“РГ” публикует выдержки из книги Сергея Шойгу “Про вчера”
Второго декабря 2010 года в редакции ждали министра по чрезвычайным ситуациям Сергея Шойгу. Это был запланированный заранее “Деловой завтрак”, в ходе которого журналисты обычно задают гостю острые вопросы и на которые гость откровенно отвечает. Девочки из нашего кафе расставили на столе тарелки с горячими пирожками, чайники с крепким чаем, журналисты приготовили диктофоны, в очередной раз проверили фотокамеры. Все было готово к приему министра.
Но мы уже знали, что накануне ночью случилась беда: умер отец Сергея Кужугетовича – Кужугет Серэевич. Позвонили пресс-секретарю министра (отменяем “Деловой завтрак”?). Нет, – сказали нам. – Шойгу ничего не отменяет, он обязательно будет.
Гость приехал как всегда вовремя. Как всегда строгий элегантный костюм, безукоризненная белая рубашка, изящно завязанный галстук. Не как всегда было только выражение лица. Казалось, оно почернело, с него ушла улыбка.
– Ну что, будем начинать? – спросил Шойгу. Секунду мы молчали, и он вопросительно взглянул на главного редактора. Фронин объяснил министру, что все потрясены печальной новостью, выразил соболезнования, ну все, что положено в таких случаях. Шойгу кивнул, тихо сказал спасибо и попросил помощника принести альбом. Через пару минут огромный альбом “Черно-белая Тува” был принесен, Сергей Кужугетович открыл первую страницу, оглядел нас всех и впервые улыбнулся:
– А давайте-ка все сюда, поближе ко мне, – предложил он.
Кужугет Сереевич Шойгу – отец Сергея Кужугетовича.
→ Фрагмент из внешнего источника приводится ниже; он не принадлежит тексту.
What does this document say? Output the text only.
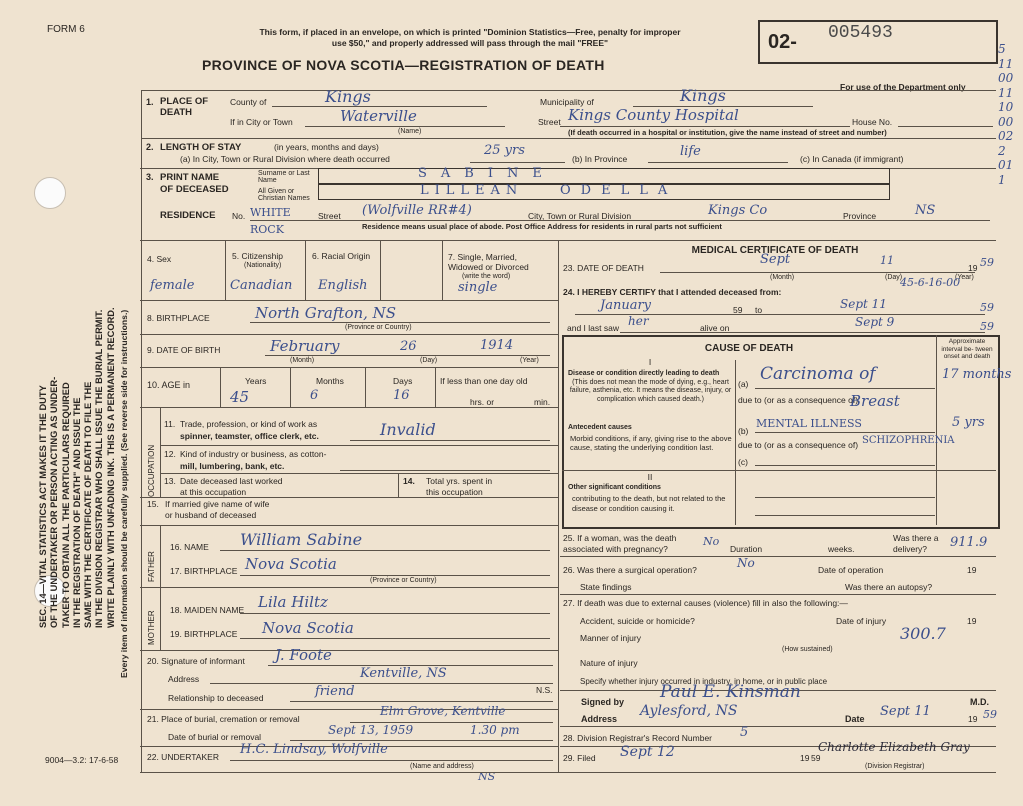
SEC. 14—VITAL STATISTICS ACT MAKES IT THE DUTY OF THE UNDERTAKER OR PERSON ACTING AS UNDER- TAKER TO OBTAIN ALL THE PARTICULARS REQUIRED IN THE REGISTRATION OF DEATH" AND ISSUE THE SAME WITH THE CERTIFICATE OF DEATH TO FILE THE IN THE DIVISION REGISTRAR WHO SHALL ISSUE THE BURIAL PERMIT. WRITE PLAINLY WITH UNFADING INK. THIS IS A PERMANENT RECORD. Every item of information should be carefully supplied. (See reverse side for instructions.)
FORM 6	This form, if placed in an envelope, on which is printed "Dominion Statistics—Free, penalty for improper
use $50," and properly addressed will pass through the mail "FREE"
PROVINCE OF NOVA SCOTIA—REGISTRATION OF DEATH
02- 005493
For use of the Department only
5
11
00
11
10
00
02
2
01
1
1. PLACE OF DEATH
County of	Kings	Municipality of	Kings
If in City or Town	Waterville
(Name)
Street Kings County Hospital	House No.
(If death occurred in a hospital or institution, give the name instead of street and number)
2. LENGTH OF STAY	(in years, months and days)
(a) In City, Town or Rural Division where death occurred
25 yrs
(b) In Province	life	(c) In Canada (if immigrant)
3. PRINT NAME
OF DECEASED
Surname or Last Name
All Given or Christian Names
SABINE
LILLEAN	ODELLA
RESIDENCE No. WHITE ROCK
Street (Wolfville RR#4)	City, Town or Rural Division	Kings Co	Province	NS
Residence means usual place of abode. Post Office Address for residents in rural parts not sufficient
4. Sex
female
5. Citizenship
(Nationality)
Canadian
6. Racial Origin
English
7. Single, Married, Widowed or Divorced
(write the word)
single
8. BIRTHPLACE	North Grafton, NS
(Province or Country)
9. DATE OF BIRTH	February	26	1914
(Month)	(Day)	(Year)
10. AGE in	Years
45
Months
6
Days
16
If less than one day old
hrs. or	min.
OCCUPATION
11. Trade, profession, or kind of work as
spinner, teamster, office clerk, etc.	Invalid
12. Kind of industry or business, as cotton-
mill, lumbering, bank, etc.
13. Date deceased last worked
at this occupation
14. Total yrs. spent in
this occupation
15. If married give name of wife
or husband of deceased
FATHER
16. NAME William Sabine
17. BIRTHPLACE Nova Scotia
(Province or Country)
MOTHER
18. MAIDEN NAME Lila Hiltz
19. BIRTHPLACE Nova Scotia
20. Signature of informant J. Foote
Address	Kentville, NS
Relationship to deceased	friend	N.S.
21. Place of burial, cremation or removal
Elm Grove, Kentville
Date of burial or removal	Sept 13, 1959	1.30 pm
22. UNDERTAKER H.C. Lindsay, Wolfville
NS
(Name and address)
MEDICAL CERTIFICATE OF DEATH
23. DATE OF DEATH
Sept	11
19 59
(Month)	(Day)	(Year)
24. I HEREBY CERTIFY that I attended deceased from:
45-6-16-00
January	59 to	Sept 11	59
and I last saw her	alive on	Sept 9	59
CAUSE OF DEATH
Approximate interval be- tween onset and death
I
Disease or condition directly leading to death
(This does not mean the mode of dying, e.g., heart failure, asthenia, etc. It means the disease, injury, or complication which caused death.)
(a) Carcinoma of	17 months
due to (or as a consequence of)
Breast
Antecedent causes
Morbid conditions, if any, giving rise to the above cause, stating the underlying condition last.
(b)
MENTAL ILLNESS	5 yrs
due to (or as a consequence of) SCHIZOPHRENIA
(c)
II
Other significant conditions
contributing to the death, but not related to the disease or condition causing it.
25. If a woman, was the death associated with pregnancy?
No
Duration	weeks.
Was there a delivery?	911.9
26. Was there a surgical operation?	No	Date of operation	19
State findings	Was there an autopsy?
27. If death was due to external causes (violence) fill in also the following:—
Accident, suicide or homicide?	Date of injury	19
Manner of injury	300.7
(How sustained)
Nature of injury
Specify whether injury occurred in industry, in home, or in public place
Signed by Paul E. Kinsman	M.D.
Address Aylesford, NS	Date Sept 11	19 59
28. Division Registrar's Record Number 5
29. Filed Sept 12	19 59
Charlotte Elizabeth Gray
(Division Registrar)
9004—3.2: 17-6-58
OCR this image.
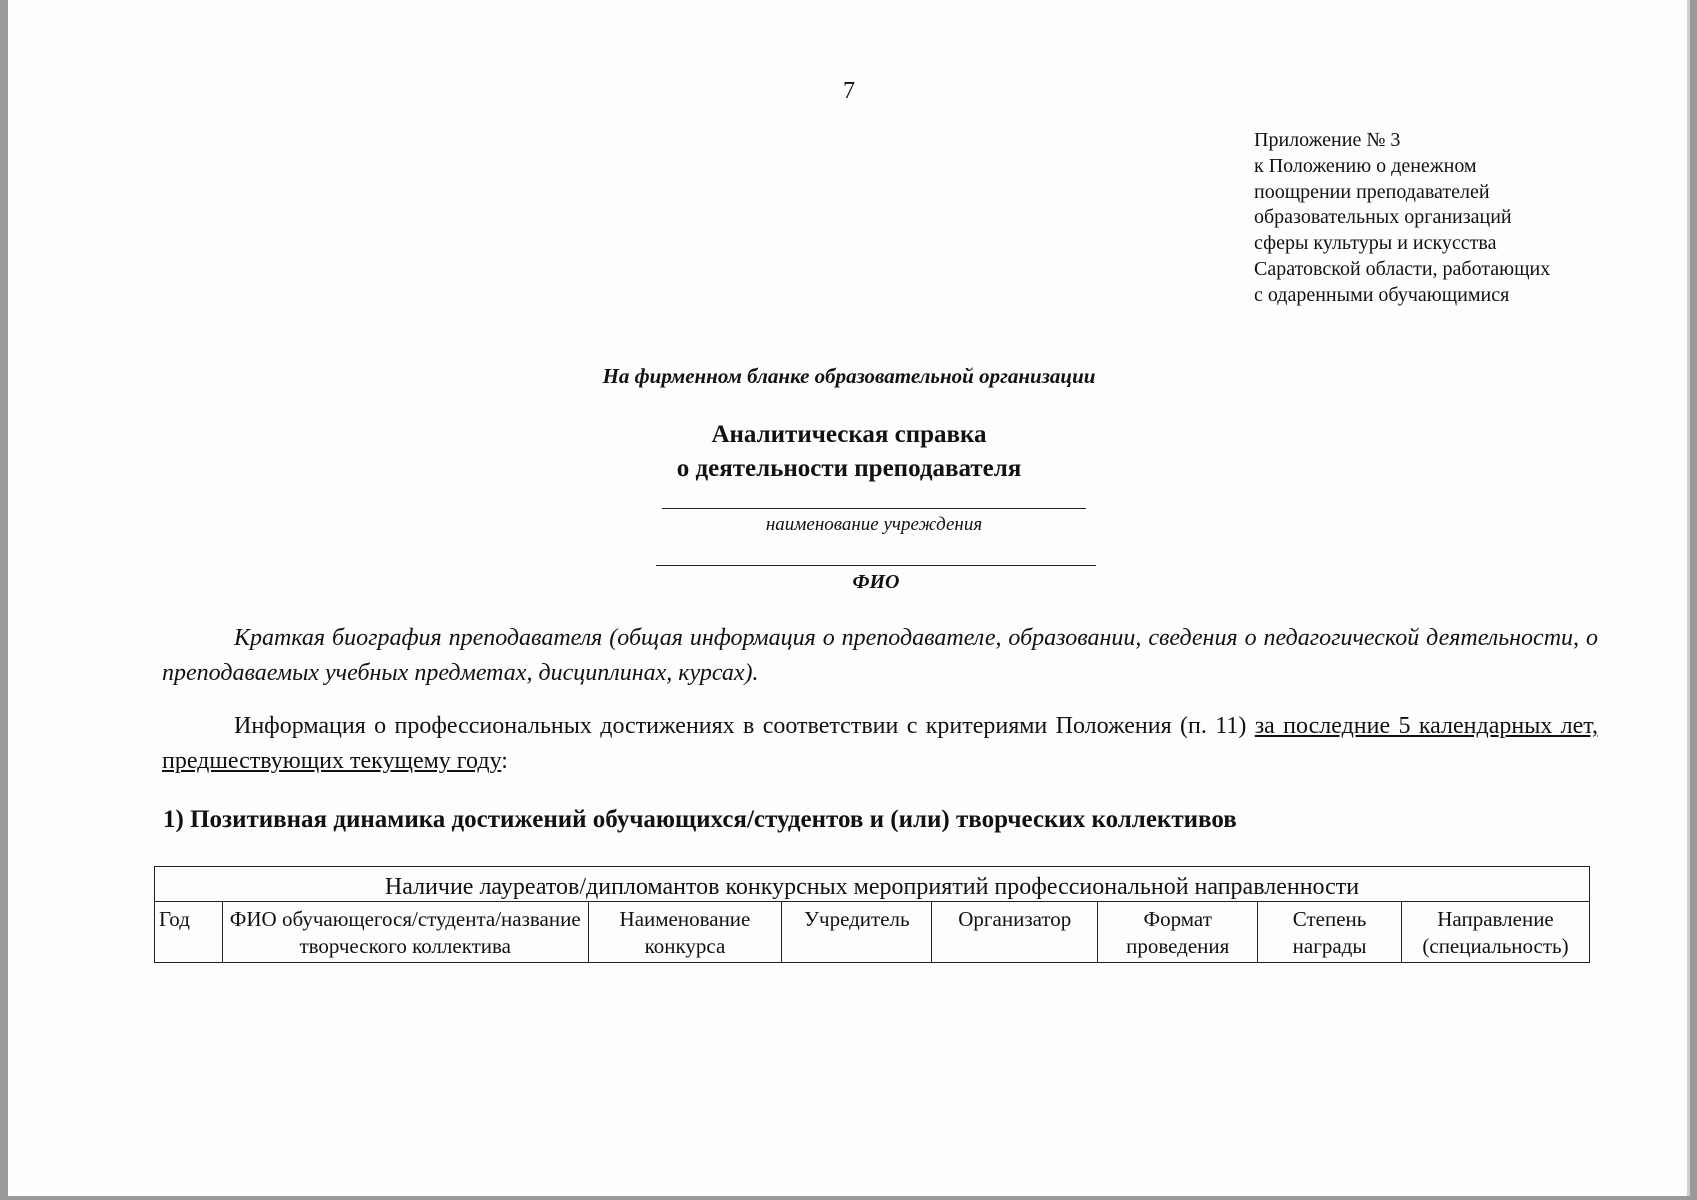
7
Приложение № 3
к Положению о денежном
поощрении преподавателей
образовательных организаций
сферы культуры и искусства
Саратовской области, работающих
с одаренными обучающимися
На фирменном бланке образовательной организации
Аналитическая справка
о деятельности преподавателя
наименование учреждения
ФИО
Краткая биография преподавателя (общая информация о преподавателе, образовании, сведения о педагогической деятельности, о преподаваемых учебных предметах, дисциплинах, курсах).
Информация о профессиональных достижениях в соответствии с критериями Положения (п. 11) за последние 5 календарных лет, предшествующих текущему году:
1) Позитивная динамика достижений обучающихся/студентов и (или) творческих коллективов
Наличие лауреатов/дипломантов конкурсных мероприятий профессиональной направленности
Год	ФИО обучающегося/студента/название творческого коллектива	Наименование конкурса	Учредитель	Организатор	Формат проведения	Степень награды	Направление (специальность)
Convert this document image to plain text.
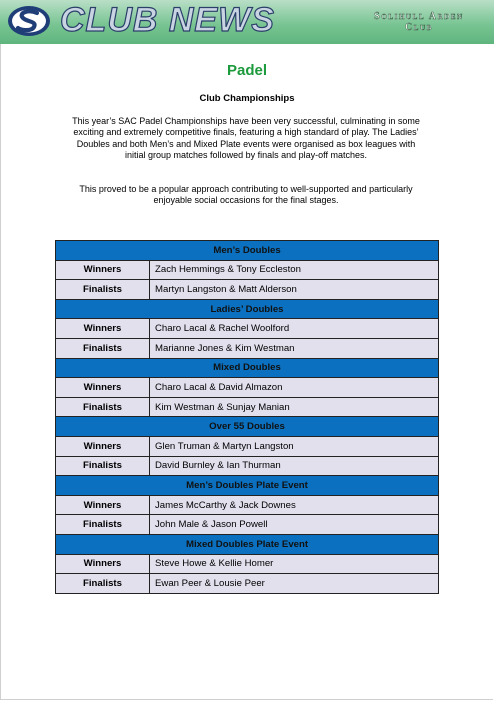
CLUB NEWS	Solihull Arden
Club
Padel
Club Championships
This year’s SAC Padel Championships have been very successful, culminating in some exciting and extremely competitive finals, featuring a high standard of play. The Ladies’ Doubles and both Men’s and Mixed Plate events were organised as box leagues with initial group matches followed by finals and play-off matches.
This proved to be a popular approach contributing to well-supported and particularly enjoyable social occasions for the final stages.
Men’s Doubles	
Winners	Zach Hemmings & Tony Eccleston
Finalists	Martyn Langston & Matt Alderson
Ladies’ Doubles	
Winners	Charo Lacal & Rachel Woolford
Finalists	Marianne Jones & Kim Westman
Mixed Doubles	
Winners	Charo Lacal & David Almazon
Finalists	Kim Westman & Sunjay Manian
Over 55 Doubles	
Winners	Glen Truman & Martyn Langston
Finalists	David Burnley & Ian Thurman
Men’s Doubles Plate Event	
Winners	James McCarthy & Jack Downes
Finalists	John Male & Jason Powell
Mixed Doubles Plate Event	
Winners	Steve Howe & Kellie Homer
Finalists	Ewan Peer & Lousie Peer
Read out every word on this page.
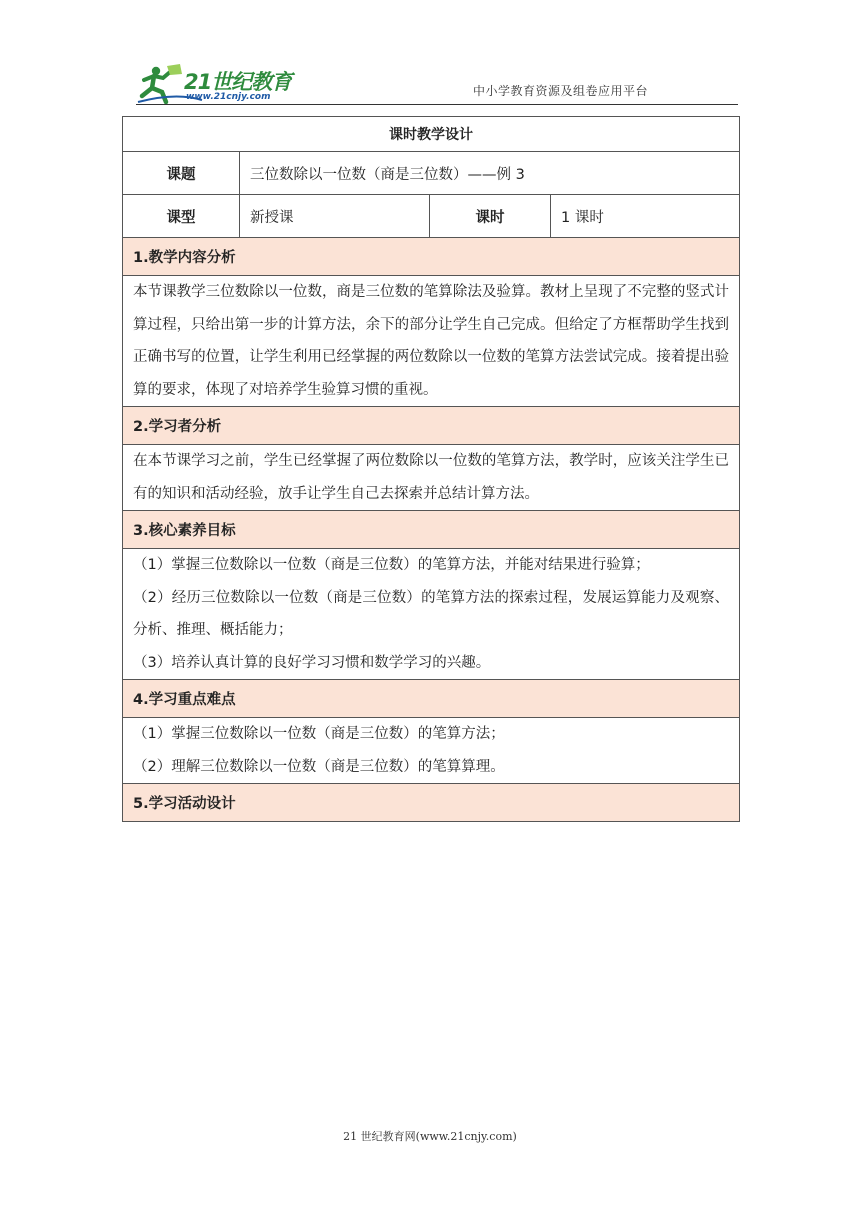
21世纪教育
www.21cnjy.com	中小学教育资源及组卷应用平台
课时教学设计			
课题	三位数除以一位数（商是三位数）——例 3		
课型	新授课	课时	1 课时
1.教学内容分析			

本节课教学三位数除以一位数，商是三位数的笔算除法及验算。教材上呈现了不完整的竖式计算过程，只给出第一步的计算方法，余下的部分让学生自己完成。但给定了方框帮助学生找到正确书写的位置，让学生利用已经掌握的两位数除以一位数的笔算方法尝试完成。接着提出验算的要求，体现了对培养学生验算习惯的重视。			

2.学习者分析			

在本节课学习之前，学生已经掌握了两位数除以一位数的笔算方法，教学时，应该关注学生已有的知识和活动经验，放手让学生自己去探索并总结计算方法。			

3.核心素养目标			

（1）掌握三位数除以一位数（商是三位数）的笔算方法，并能对结果进行验算；

（2）经历三位数除以一位数（商是三位数）的笔算方法的探索过程，发展运算能力及观察、分析、推理、概括能力；

（3）培养认真计算的良好学习习惯和数学学习的兴趣。			

4.学习重点难点			

（1）掌握三位数除以一位数（商是三位数）的笔算方法；

（2）理解三位数除以一位数（商是三位数）的笔算算理。			

5.学习活动设计			
21 世纪教育网(www.21cnjy.com)
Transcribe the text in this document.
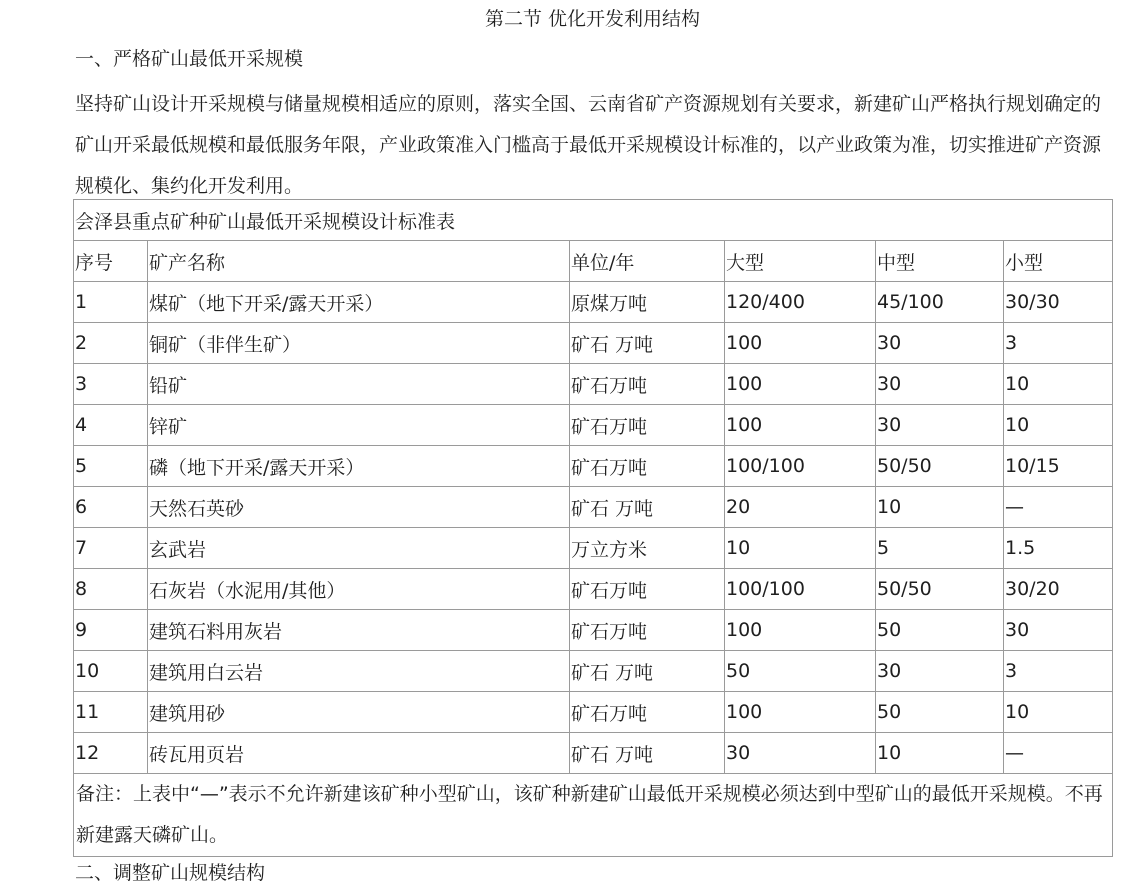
第二节 优化开发利用结构
一、严格矿山最低开采规模
坚持矿山设计开采规模与储量规模相适应的原则，落实全国、云南省矿产资源规划有关要求，新建矿山严格执行规划确定的矿山开采最低规模和最低服务年限，产业政策准入门槛高于最低开采规模设计标准的，以产业政策为准，切实推进矿产资源规模化、集约化开发利用。
会泽县重点矿种矿山最低开采规模设计标准表					
序号	矿产名称	单位/年	大型	中型	小型
1	煤矿（地下开采/露天开采）	原煤万吨	120/400	45/100	30/30
2	铜矿（非伴生矿）	矿石 万吨	100	30	3
3	铅矿	矿石万吨	100	30	10
4	锌矿	矿石万吨	100	30	10
5	磷（地下开采/露天开采）	矿石万吨	100/100	50/50	10/15
6	天然石英砂	矿石 万吨	20	10	—
7	玄武岩	万立方米	10	5	1.5
8	石灰岩（水泥用/其他）	矿石万吨	100/100	50/50	30/20
9	建筑石料用灰岩	矿石万吨	100	50	30
10	建筑用白云岩	矿石 万吨	50	30	3
11	建筑用砂	矿石万吨	100	50	10
12	砖瓦用页岩	矿石 万吨	30	10	—
备注：上表中“—”表示不允许新建该矿种小型矿山，该矿种新建矿山最低开采规模必须达到中型矿山的最低开采规模。不再新建露天磷矿山。					
二、调整矿山规模结构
Фото: Из книги Черно-Белая Тува / Сергей Шойгу
Мы сгрудились вокруг него, и он стал рассказывать о своей родине Туве, об отце, о маме, о семье, о детстве, о первых научных экспедициях, о таинственной крепости Пор-Бажын… Когда говорил об отце, неожиданно замолкал, и я видел, как он справлялся с собой, унимая подступавшие слезы.
Это был удивительный день. Он подарил нам всем встречу с очень скромным, внимательным, деликатным, остроумным и обаятельным собеседником. Он ничего не скрывал, ничего не приукрашивал, но умел не говорить того, о чем всегда надо молчать. Я понял, что он – верный сын и друг, что он – романтик, прирожденный путешественник, для которого география не просто наука, а подлинная радость. Он был влюблен в приключения, в тайны, в неожиданные повороты судьбы…
Полтора часа пролетели как пять минут. Он закрыл альбом, сделал дарственную надпись, откланялся и ушел. С тех пор я встречался с ним несколько раз по разным поводам. Он всегда был безукоризненно одет, но в военном мундире и элегантном костюме оказывался не жюль-верновский романтик, а жесткий генерал и министр, умеющий и любящий принимать смелые мужские решения. Я понимал: судьба не может дарить такие подарки часто. Но, однако ж, подарила еще раз. Совсем недавно у меня в руках оказалась книга Шойгу “Про вчера”. Она – горячий пирожок, вышла только что. Я открыл ее и словно вновь улетел в тот день, когда мы сидели вокруг него. Эта книжка простых и щемящих душу рассказов о реальных днях его жизни, о реальных людях – знаменитых и не очень, – с которыми он дружил и дружит. Это была та же интонация, это был тот же Шойгу.
Сегодня мы предлагаем вам главы из этой книги, подаренной им редакции.
Главы из книги Сергея Шойгу “Про вчера”
Родня
Иркутск, 1997 год, зима. Авиакатастрофа. На город рухнул Ан-124 – один из самых больших самолетов в мире. Он направлялся во Вьетнам и перевозил в своем огромном чреве два истребителя Су-27. На продажу, для иностранного заказчика. Самолет взлетел с местного аэродрома, двигатели отказали, и он упал прямо на жилые дома. Тут же загорелись десятки тонн авиационного топлива. В этом кипящем аду погибли семьдесят два человека, многие были ранены, получили ожоги. Выжгло все вокруг: деревья, гаражи, машины, горела сама земля.
Когда бываю в Иркутске, заезжаю туда. Поставить свечу, вспомнить ушедших и выживших. В том числе ту девочку- сироту, которая, дай Бог, уже выросла. И надеюсь, счастлива
Когда огонь удалось потушить, спасать на руинах оказалось уже некого. Спасали тех, кто оказался вблизи. А рядом были школа, детский дом, другие дома – несколько деревянных бараков. Гигантский хвост самолета оторвался от фюзеляжа и разрезал стену одной из уцелевших кирпичных пятиэтажек. Так и застыл. Жуткая картина. Но в памяти остаются прежде всего пострадавшие люди.
Вспоминаю семейную пару, отца и мать. Отправились в гости с двумя маленькими сыновьями, поэтому спаслись. Через некоторое время мальчишки побежали домой, выгуливать собаку. В этот момент самолет упал на их дом.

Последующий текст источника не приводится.